Spark

The Spark executor starts a Spark application each time it receives an event. You can use the Spark executor with Spark on YARN. The executor is not compatible with Spark on Mesos at this time. For information about supported versions, see Supported Systems and VersionsSupported Systems and Versions in the Data Collector documentation.

Use the Spark executor to start a Spark application as part of an event stream. You can use the executor in any logical way, such as running Spark applications after the Hadoop FS, MapR FS, or Amazon S3 destination closes files. For example, you might use the executor to start a Spark application that converts Avro files to Parquet each time the Hadoop FS destination closes a file.

Note that the Spark executor starts an application in an external system. It does not monitor the application or wait for it to complete. The executor becomes available for additional processing as soon as it successfully submits an application.

The Spark executor can run the application in client or cluster mode. Run the application in client mode only when resource use is not a concern.
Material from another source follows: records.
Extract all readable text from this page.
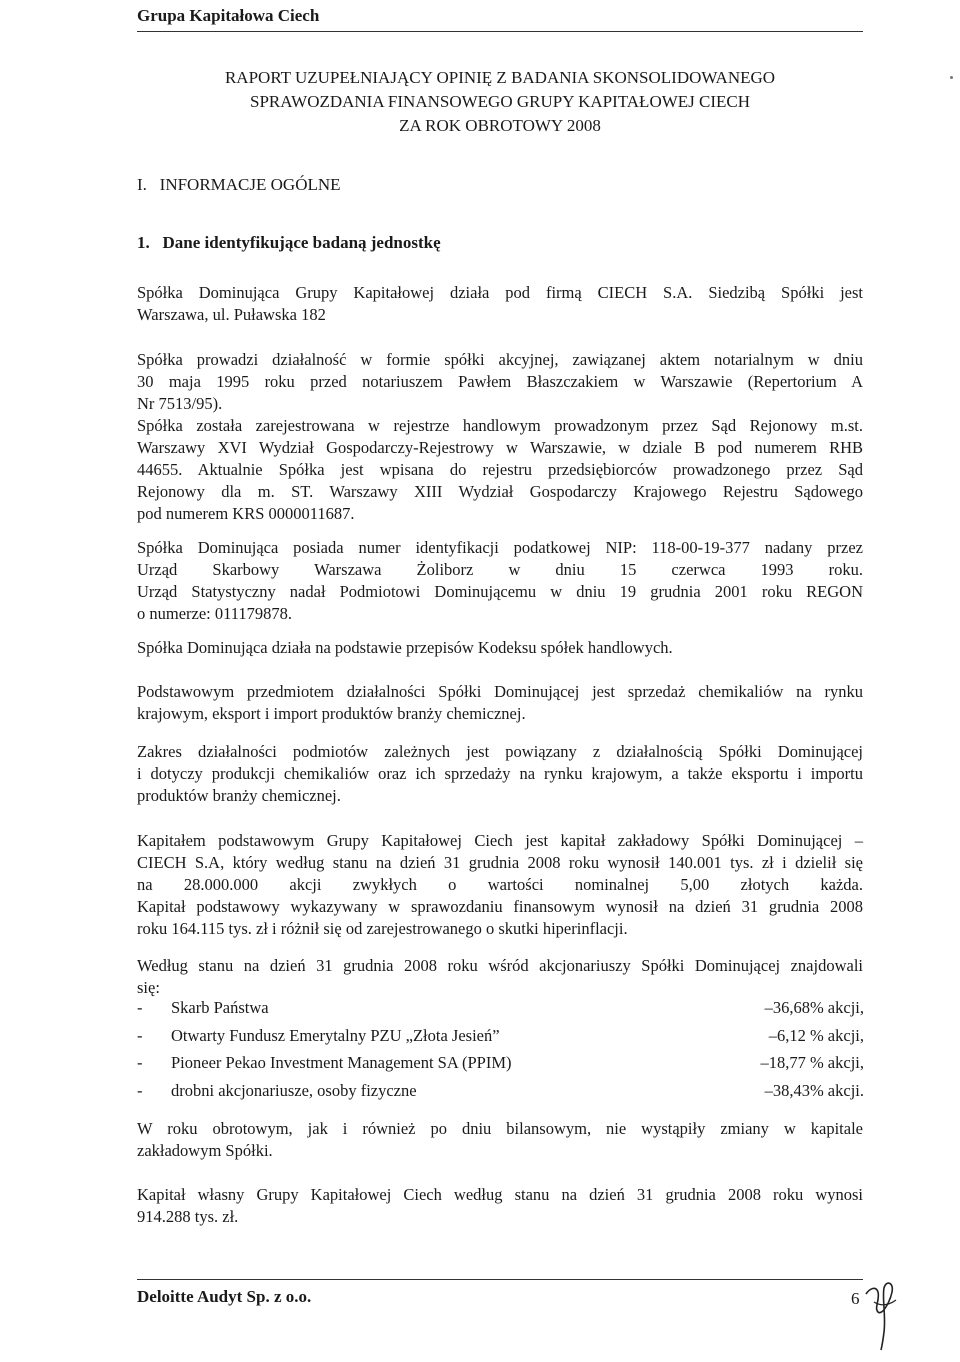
Grupa Kapitałowa Ciech
RAPORT UZUPEŁNIAJĄCY OPINIĘ Z BADANIA SKONSOLIDOWANEGO
SPRAWOZDANIA FINANSOWEGO GRUPY KAPITAŁOWEJ CIECH
ZA ROK OBROTOWY 2008
I.   INFORMACJE OGÓLNE
1.   Dane identyfikujące badaną jednostkę
Spółka Dominująca Grupy Kapitałowej działa pod firmą CIECH S.A. Siedzibą Spółki jest
Warszawa, ul. Puławska 182
Spółka prowadzi działalność w formie spółki akcyjnej, zawiązanej aktem notarialnym w dniu
30 maja 1995 roku przed notariuszem Pawłem Błaszczakiem w Warszawie (Repertorium A
Nr 7513/95).
Spółka została zarejestrowana w rejestrze handlowym prowadzonym przez Sąd Rejonowy m.st.
Warszawy XVI Wydział Gospodarczy-Rejestrowy w Warszawie, w dziale B pod numerem RHB
44655. Aktualnie Spółka jest wpisana do rejestru przedsiębiorców prowadzonego przez Sąd
Rejonowy dla m. ST. Warszawy XIII Wydział Gospodarczy Krajowego Rejestru Sądowego
pod numerem KRS 0000011687.
Spółka Dominująca posiada numer identyfikacji podatkowej NIP: 118-00-19-377 nadany przez
Urząd Skarbowy Warszawa Żoliborz w dniu 15 czerwca 1993 roku.
Urząd Statystyczny nadał Podmiotowi Dominującemu w dniu 19 grudnia 2001 roku REGON
o numerze: 011179878.
Spółka Dominująca działa na podstawie przepisów Kodeksu spółek handlowych.
Podstawowym przedmiotem działalności Spółki Dominującej jest sprzedaż chemikaliów na rynku
krajowym, eksport i import produktów branży chemicznej.
Zakres działalności podmiotów zależnych jest powiązany z działalnością Spółki Dominującej
i dotyczy produkcji chemikaliów oraz ich sprzedaży na rynku krajowym, a także eksportu i importu
produktów branży chemicznej.
Kapitałem podstawowym Grupy Kapitałowej Ciech jest kapitał zakładowy Spółki Dominującej –
CIECH S.A, który według stanu na dzień 31 grudnia 2008 roku wynosił 140.001 tys. zł i dzielił się
na 28.000.000 akcji zwykłych o wartości nominalnej 5,00 złotych każda.
Kapitał podstawowy wykazywany w sprawozdaniu finansowym wynosił na dzień 31 grudnia 2008
roku 164.115 tys. zł i różnił się od zarejestrowanego o skutki hiperinflacji.
Według stanu na dzień 31 grudnia 2008 roku wśród akcjonariuszy Spółki Dominującej znajdowali
się:
W roku obrotowym, jak i również po dniu bilansowym, nie wystąpiły zmiany w kapitale
zakładowym Spółki.
Kapitał własny Grupy Kapitałowej Ciech według stanu na dzień 31 grudnia 2008 roku wynosi
914.288 tys. zł.
- Skarb Państwa	–36,68% akcji,
- Otwarty Fundusz Emerytalny PZU „Złota Jesień”	–6,12 % akcji,
- Pioneer Pekao Investment Management SA (PPIM)	–18,77 % akcji,
- drobni akcjonariusze, osoby fizyczne	–38,43% akcji.
Deloitte Audyt Sp. z o.o.	6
Before you use the Spark executor, make sure to perform the prerequisite task.

When you configure the Spark executor, you can specify the number of worker nodes Spark should use, or you can enable dynamic allocation and specify the minimum and maximum number of worker nodes. Dynamic allocation allows Spark to use additional worker nodes as needed, within the specified range.
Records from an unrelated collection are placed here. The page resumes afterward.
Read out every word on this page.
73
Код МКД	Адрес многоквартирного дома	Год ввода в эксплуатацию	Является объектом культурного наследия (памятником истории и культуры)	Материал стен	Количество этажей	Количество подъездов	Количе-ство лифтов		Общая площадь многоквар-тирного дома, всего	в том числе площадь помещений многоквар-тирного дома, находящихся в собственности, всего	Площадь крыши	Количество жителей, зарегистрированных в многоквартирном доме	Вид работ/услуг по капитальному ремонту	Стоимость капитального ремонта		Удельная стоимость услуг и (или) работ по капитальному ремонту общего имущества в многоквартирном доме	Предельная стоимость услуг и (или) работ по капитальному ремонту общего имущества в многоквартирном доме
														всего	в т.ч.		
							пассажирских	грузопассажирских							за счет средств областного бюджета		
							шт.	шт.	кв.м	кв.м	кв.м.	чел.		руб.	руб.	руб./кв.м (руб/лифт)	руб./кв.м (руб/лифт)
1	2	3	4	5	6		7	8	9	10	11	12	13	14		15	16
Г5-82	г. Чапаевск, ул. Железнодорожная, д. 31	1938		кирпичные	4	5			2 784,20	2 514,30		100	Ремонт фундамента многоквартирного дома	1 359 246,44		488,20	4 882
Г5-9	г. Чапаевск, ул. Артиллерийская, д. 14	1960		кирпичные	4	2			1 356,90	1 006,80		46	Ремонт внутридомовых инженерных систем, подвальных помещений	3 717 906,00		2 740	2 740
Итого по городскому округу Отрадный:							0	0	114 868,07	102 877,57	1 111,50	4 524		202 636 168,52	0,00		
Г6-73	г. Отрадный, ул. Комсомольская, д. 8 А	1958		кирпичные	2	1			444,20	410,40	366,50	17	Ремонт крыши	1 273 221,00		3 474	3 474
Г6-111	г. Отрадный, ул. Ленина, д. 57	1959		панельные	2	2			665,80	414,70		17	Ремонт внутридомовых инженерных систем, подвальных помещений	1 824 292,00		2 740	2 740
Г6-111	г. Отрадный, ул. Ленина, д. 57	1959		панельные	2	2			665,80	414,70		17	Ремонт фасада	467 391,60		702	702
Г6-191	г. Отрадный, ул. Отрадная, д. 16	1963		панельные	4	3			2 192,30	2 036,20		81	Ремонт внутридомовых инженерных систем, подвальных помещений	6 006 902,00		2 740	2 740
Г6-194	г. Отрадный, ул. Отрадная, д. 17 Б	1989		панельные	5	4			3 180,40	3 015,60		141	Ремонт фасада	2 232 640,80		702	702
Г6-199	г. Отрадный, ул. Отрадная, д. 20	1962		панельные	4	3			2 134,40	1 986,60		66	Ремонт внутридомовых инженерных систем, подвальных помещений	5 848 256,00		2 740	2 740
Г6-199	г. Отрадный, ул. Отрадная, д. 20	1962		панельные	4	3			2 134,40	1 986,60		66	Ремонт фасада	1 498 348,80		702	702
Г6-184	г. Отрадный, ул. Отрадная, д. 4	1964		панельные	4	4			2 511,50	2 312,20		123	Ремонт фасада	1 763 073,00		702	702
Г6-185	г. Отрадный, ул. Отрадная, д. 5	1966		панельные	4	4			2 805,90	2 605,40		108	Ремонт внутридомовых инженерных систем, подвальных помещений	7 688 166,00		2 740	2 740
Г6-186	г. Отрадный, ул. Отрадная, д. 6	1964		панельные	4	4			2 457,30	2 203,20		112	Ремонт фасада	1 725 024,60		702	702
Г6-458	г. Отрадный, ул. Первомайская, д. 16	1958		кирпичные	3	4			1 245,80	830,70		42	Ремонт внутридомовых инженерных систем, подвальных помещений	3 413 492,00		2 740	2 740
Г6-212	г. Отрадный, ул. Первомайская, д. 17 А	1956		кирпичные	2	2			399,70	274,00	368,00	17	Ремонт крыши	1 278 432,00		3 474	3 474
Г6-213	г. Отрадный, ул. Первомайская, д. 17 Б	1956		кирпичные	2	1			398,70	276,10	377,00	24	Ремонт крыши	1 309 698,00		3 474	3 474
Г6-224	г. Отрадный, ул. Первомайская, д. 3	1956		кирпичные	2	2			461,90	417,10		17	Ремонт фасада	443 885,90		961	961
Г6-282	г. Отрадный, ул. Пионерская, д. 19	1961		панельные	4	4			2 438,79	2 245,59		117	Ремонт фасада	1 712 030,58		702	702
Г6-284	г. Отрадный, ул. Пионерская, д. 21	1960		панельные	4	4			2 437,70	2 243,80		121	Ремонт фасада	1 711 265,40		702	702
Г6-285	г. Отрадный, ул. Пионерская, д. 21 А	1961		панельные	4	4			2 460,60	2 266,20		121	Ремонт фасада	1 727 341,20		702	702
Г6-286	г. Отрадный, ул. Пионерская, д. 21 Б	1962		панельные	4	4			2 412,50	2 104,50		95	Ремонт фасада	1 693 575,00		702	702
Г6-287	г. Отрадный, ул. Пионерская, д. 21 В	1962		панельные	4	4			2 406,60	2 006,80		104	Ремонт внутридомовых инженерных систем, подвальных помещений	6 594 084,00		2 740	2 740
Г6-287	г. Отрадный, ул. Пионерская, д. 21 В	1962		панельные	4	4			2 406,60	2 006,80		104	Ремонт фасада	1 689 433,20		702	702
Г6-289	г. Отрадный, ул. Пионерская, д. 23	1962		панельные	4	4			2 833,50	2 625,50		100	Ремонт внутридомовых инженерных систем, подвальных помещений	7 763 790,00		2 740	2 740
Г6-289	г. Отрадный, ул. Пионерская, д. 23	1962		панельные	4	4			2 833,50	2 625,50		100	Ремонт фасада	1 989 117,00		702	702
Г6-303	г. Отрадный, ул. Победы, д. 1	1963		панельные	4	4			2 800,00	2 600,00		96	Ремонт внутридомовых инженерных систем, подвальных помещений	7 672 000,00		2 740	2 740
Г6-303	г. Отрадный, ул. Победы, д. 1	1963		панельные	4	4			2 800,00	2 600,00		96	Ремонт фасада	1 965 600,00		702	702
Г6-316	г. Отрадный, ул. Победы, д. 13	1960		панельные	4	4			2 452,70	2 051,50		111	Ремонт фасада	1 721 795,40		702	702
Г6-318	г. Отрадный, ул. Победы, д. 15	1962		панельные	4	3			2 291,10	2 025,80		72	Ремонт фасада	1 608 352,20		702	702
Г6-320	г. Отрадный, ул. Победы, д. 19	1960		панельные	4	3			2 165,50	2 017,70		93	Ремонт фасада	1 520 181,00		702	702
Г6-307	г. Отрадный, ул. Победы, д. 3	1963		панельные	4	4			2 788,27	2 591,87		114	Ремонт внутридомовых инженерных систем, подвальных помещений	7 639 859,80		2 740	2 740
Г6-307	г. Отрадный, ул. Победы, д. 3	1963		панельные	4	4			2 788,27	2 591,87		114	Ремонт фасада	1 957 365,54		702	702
You can specify additional cluster manager properties to pass to Spark, such as the maximum amount of memory that the application driver and executor can use.
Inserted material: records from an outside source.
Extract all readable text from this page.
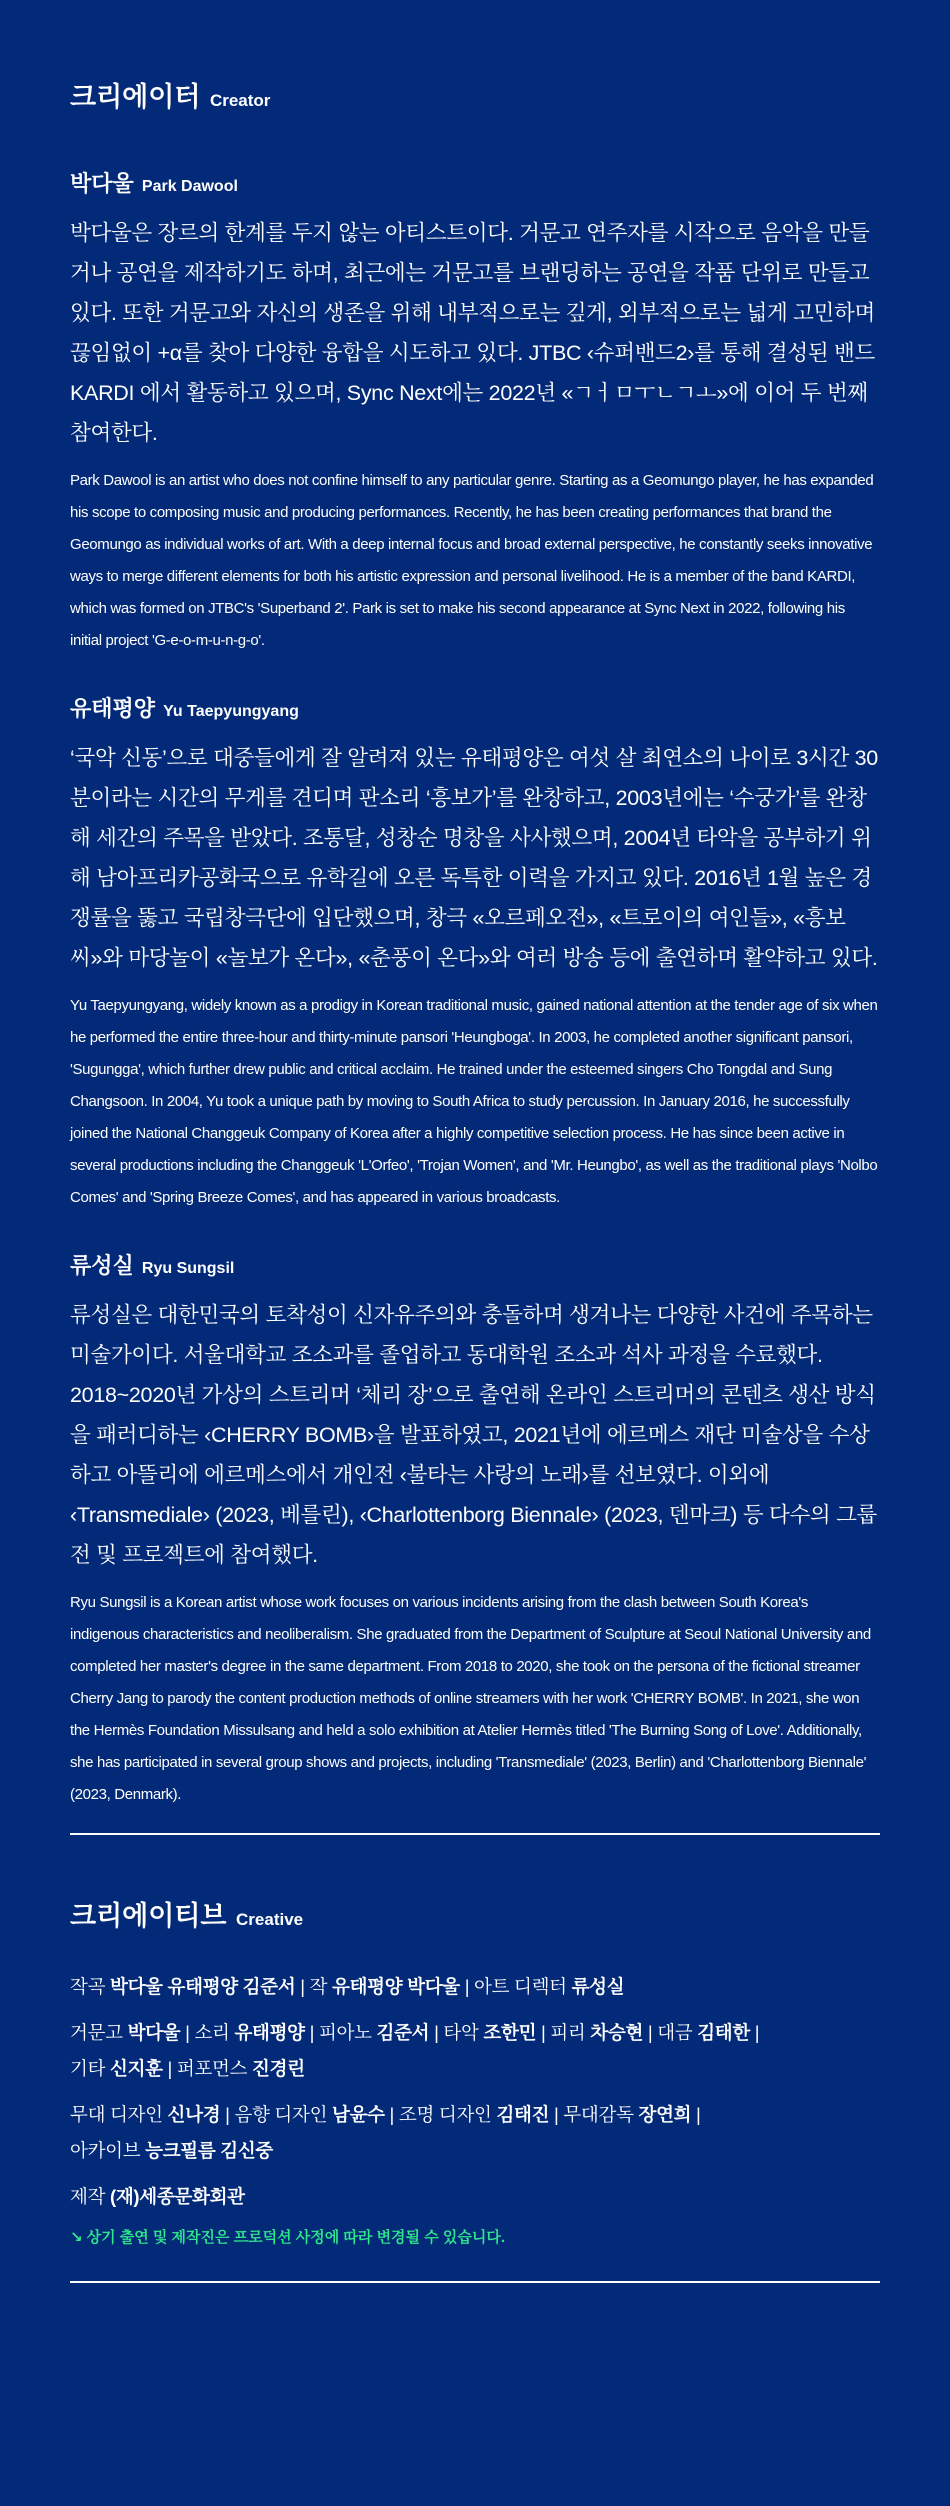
크리에이터 Creator
박다울 Park Dawool

박다울은 장르의 한계를 두지 않는 아티스트이다. 거문고 연주자를 시작으로 음악을 만들거나 공연을 제작하기도 하며, 최근에는 거문고를 브랜딩하는 공연을 작품 단위로 만들고 있다. 또한 거문고와 자신의 생존을 위해 내부적으로는 깊게, 외부적으로는 넓게 고민하며 끊임없이 +α를 찾아 다양한 융합을 시도하고 있다. JTBC ‹슈퍼밴드2›를 통해 결성된 밴드 KARDI 에서 활동하고 있으며, Sync Next에는 2022년 «ㄱㅓㅁㅜㄴㄱㅗ»에 이어 두 번째 참여한다.

Park Dawool is an artist who does not confine himself to any particular genre. Starting as a Geomungo player, he has expanded his scope to composing music and producing performances. Recently, he has been creating performances that brand the Geomungo as individual works of art. With a deep internal focus and broad external perspective, he constantly seeks innovative ways to merge different elements for both his artistic expression and personal livelihood. He is a member of the band KARDI, which was formed on JTBC's 'Superband 2'. Park is set to make his second appearance at Sync Next in 2022, following his initial project 'G-e-o-m-u-n-g-o'.

유태평양 Yu Taepyungyang

‘국악 신동’으로 대중들에게 잘 알려져 있는 유태평양은 여섯 살 최연소의 나이로 3시간 30분이라는 시간의 무게를 견디며 판소리 ‘흥보가’를 완창하고, 2003년에는 ‘수궁가’를 완창해 세간의 주목을 받았다. 조통달, 성창순 명창을 사사했으며, 2004년 타악을 공부하기 위해 남아프리카공화국으로 유학길에 오른 독특한 이력을 가지고 있다. 2016년 1월 높은 경쟁률을 뚫고 국립창극단에 입단했으며, 창극 «오르페오전», «트로이의 여인들», «흥보씨»와 마당놀이 «놀보가 온다», «춘풍이 온다»와 여러 방송 등에 출연하며 활약하고 있다.

Yu Taepyungyang, widely known as a prodigy in Korean traditional music, gained national attention at the tender age of six when he performed the entire three-hour and thirty-minute pansori 'Heungboga'. In 2003, he completed another significant pansori, 'Sugungga', which further drew public and critical acclaim. He trained under the esteemed singers Cho Tongdal and Sung Changsoon. In 2004, Yu took a unique path by moving to South Africa to study percussion. In January 2016, he successfully joined the National Changgeuk Company of Korea after a highly competitive selection process. He has since been active in several productions including the Changgeuk 'L'Orfeo', 'Trojan Women', and 'Mr. Heungbo', as well as the traditional plays 'Nolbo Comes' and 'Spring Breeze Comes', and has appeared in various broadcasts.

류성실 Ryu Sungsil

류성실은 대한민국의 토착성이 신자유주의와 충돌하며 생겨나는 다양한 사건에 주목하는 미술가이다. 서울대학교 조소과를 졸업하고 동대학원 조소과 석사 과정을 수료했다. 2018~2020년 가상의 스트리머 ‘체리 장’으로 출연해 온라인 스트리머의 콘텐츠 생산 방식을 패러디하는 ‹CHERRY BOMB›을 발표하였고, 2021년에 에르메스 재단 미술상을 수상하고 아뜰리에 에르메스에서 개인전 ‹불타는 사랑의 노래›를 선보였다. 이외에 ‹Transmediale› (2023, 베를린), ‹Charlottenborg Biennale› (2023, 덴마크) 등 다수의 그룹전 및 프로젝트에 참여했다.

Ryu Sungsil is a Korean artist whose work focuses on various incidents arising from the clash between South Korea's indigenous characteristics and neoliberalism. She graduated from the Department of Sculpture at Seoul National University and completed her master's degree in the same department. From 2018 to 2020, she took on the persona of the fictional streamer Cherry Jang to parody the content production methods of online streamers with her work 'CHERRY BOMB'. In 2021, she won the Hermès Foundation Missulsang and held a solo exhibition at Atelier Hermès titled 'The Burning Song of Love'. Additionally, she has participated in several group shows and projects, including 'Transmediale' (2023, Berlin) and 'Charlottenborg Biennale' (2023, Denmark).

크리에이티브 Creative
작곡 박다울 유태평양 김준서 | 작 유태평양 박다울 | 아트 디렉터 류성실
거문고 박다울 | 소리 유태평양 | 피아노 김준서 | 타악 조한민 | 피리 차승현 | 대금 김태한 |
기타 신지훈 | 퍼포먼스 진경린
무대 디자인 신나경 | 음향 디자인 남윤수 | 조명 디자인 김태진 | 무대감독 장연희 |
아카이브 능크필름 김신중
제작 (재)세종문화회관
↘ 상기 출연 및 제작진은 프로덕션 사정에 따라 변경될 수 있습니다.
You can also configure additional Spark arguments and environment variables. Any arguments and variables that you enter override any previous definitions, including those in the Spark application, elsewhere in the Spark executor, and the Data Collector machine.

You can specify custom Spark and Java home directories, and a Hadoop proxy user. You can also enter Kerberos credentials if needed.

When you configure the application details, you specify the language used to write the application and then define language-specific properties.

You can also configure the executor to generate events for another event stream. For more information about dataflow triggers and the event framework, see Dataflow Triggers Overview.